Please note that this is really not an optimized example, it's to give you an idea of how you can potentially speed up your result building process by avoiding queries in loops. You still need to optimize for your use case, like in my example, based on how I'm getting the results built, I can remove the loop that builds the query1 dictionary since I don't reference it in the result building loop. But the concept will help to speed up the response time if you are using loops to query data (there's not enough info for me to know if you are or not since you only mentioned optimizing the DB with indexing, which won't help if you query inside a loop)

  1. You mentioned fetching data that comes from a 3rd-party provider, so those could either be thrown into threads to simultaneously fetch the data and your route can wait for all of them to finish.
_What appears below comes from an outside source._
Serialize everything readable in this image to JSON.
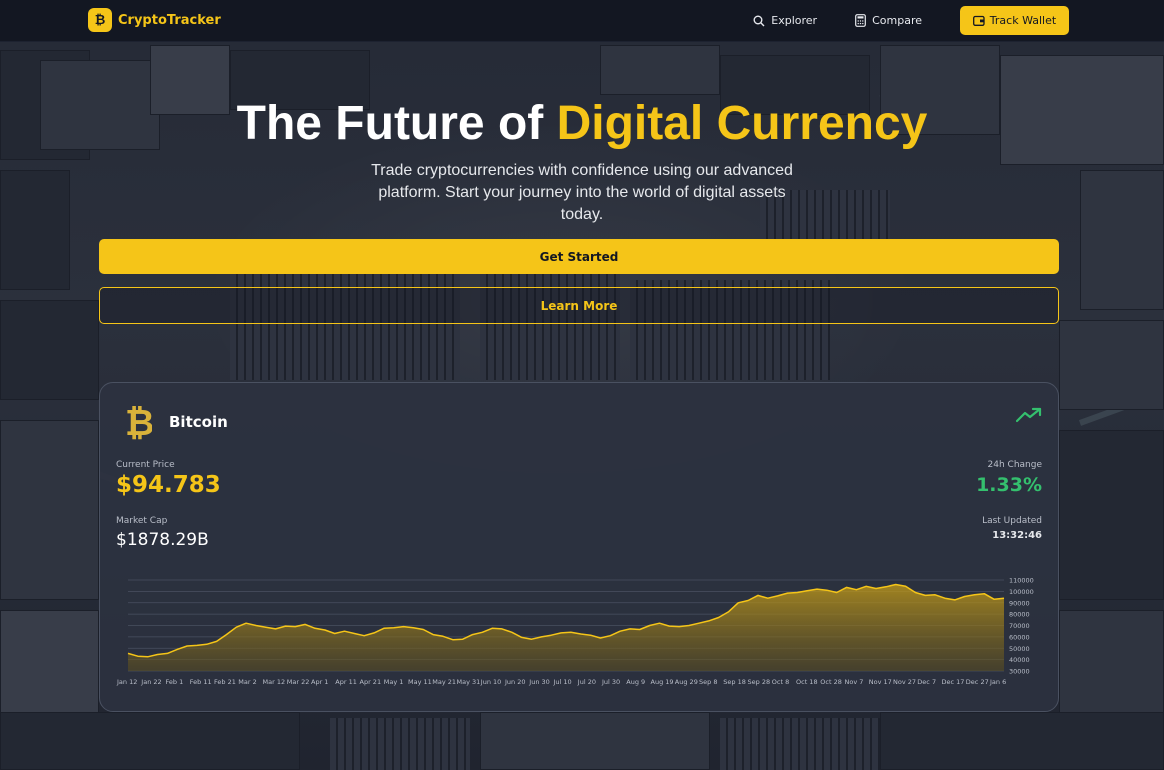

That should already speed up your response time if you have multiple requests in one route.

Otherwise you can see what processing can be offloaded to the client side by trying to perform the product requests on the client side using some JavaScript (I know you mention Python and Flask, but you likely have some amount of JS on your frontend pages anyways), and making the templates of your flask app smarter to accommodate data coming in on the fly. But this is dependent on how your data is supposed to be displayed on your front end.

BONUS:

  • Look at using something like nginx in combo with gunicorn to serve your flask app. gunicorn will take care of handling requests by offloading the requests to worker processes that are much faster than just running your flask app directly. Nginx will act as a proxy and load balancer.

Please do let me know if you've tried all of these and I'll see if I can help with some additional suggestions.